Marcela Costa is a daughter of the land. Born and resident in Funchal, she grabbed our invitation to write about her island.
Marcela Costa was born in Funchal in 1965. With a degree in plastic arts and painting, with a master’s degree in Museology, she generously distributed her time between drawing, writing, theater and teaching.
She has 25 years of theatre career, having already performed the roles of playwright, writer and set designer.
The mountain embraces me from behind. A strong, relentless embrace. Ahead, the sky cut in two. A prison? No, the release of my dreams.
Would you like to know where the Island started?
Through fire, incandescent movement on the ocean floor until the urgency of giving oneself to the world.
A childbirth. The lava erupted through the chimney in the shape of a chalice and, in contact with the water, it was transformed into blood-coloured salty ice. Later, that church rose above the pyroclastic layers draped in green, as if the bare mountain had to dress to honour Man’s faith.
Below, by the stream that cascades down, I hear the voices of the ancestors towards the great plain, the sea. On the border between fresh and salt water, another chapel inhabits the rock, its cross at the top and attentive to the sailing of the centuries.
It takes many lives to understand the amount of sounds the water makes.
If you had to tell a child about your trip, what would you say?

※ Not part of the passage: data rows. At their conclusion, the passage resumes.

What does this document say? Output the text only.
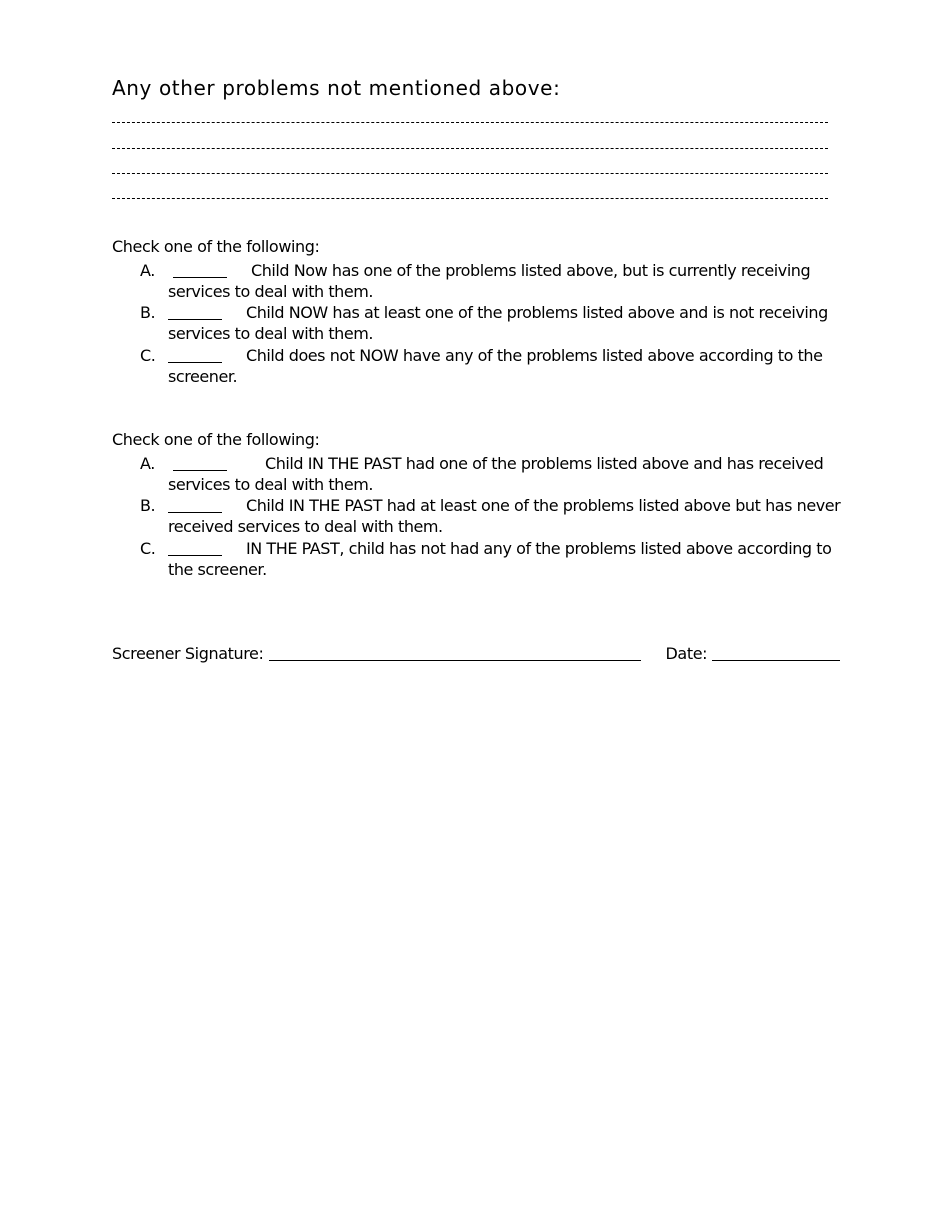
Any other problems not mentioned above:
Check one of the following:
A.	Child Now has one of the problems listed above, but is currently receiving services to deal with them.
B.	Child NOW has at least one of the problems listed above and is not receiving services to deal with them.
C.	Child does not NOW have any of the problems listed above according to the screener.
Check one of the following:
A.	Child IN THE PAST had one of the problems listed above and has received services to deal with them.
B.	Child IN THE PAST had at least one of the problems listed above but has never received services to deal with them.
C.	IN THE PAST, child has not had any of the problems listed above according to the screener.
Screener Signature:	Date:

I was on an island where the beaches have black sand, it rains and shines in the same place within 2 minutes, the food includes flowers and the landscapes almost make us cry for its beauty.
The biggest challenge and the biggest reward of this experience?
I was challenged to tune in with the graphic artists, seeing what they saw and describing the first sensations, without filters; the best reward was following closely the activity of Urban Sketchers Charline Moreau and Luís Araújo and getting to know the island through their eyes.
If you had to recommend Madeira to friends, what would you say?
On the same island, you can experience everything that exists dispersed throughout mainland Portugal.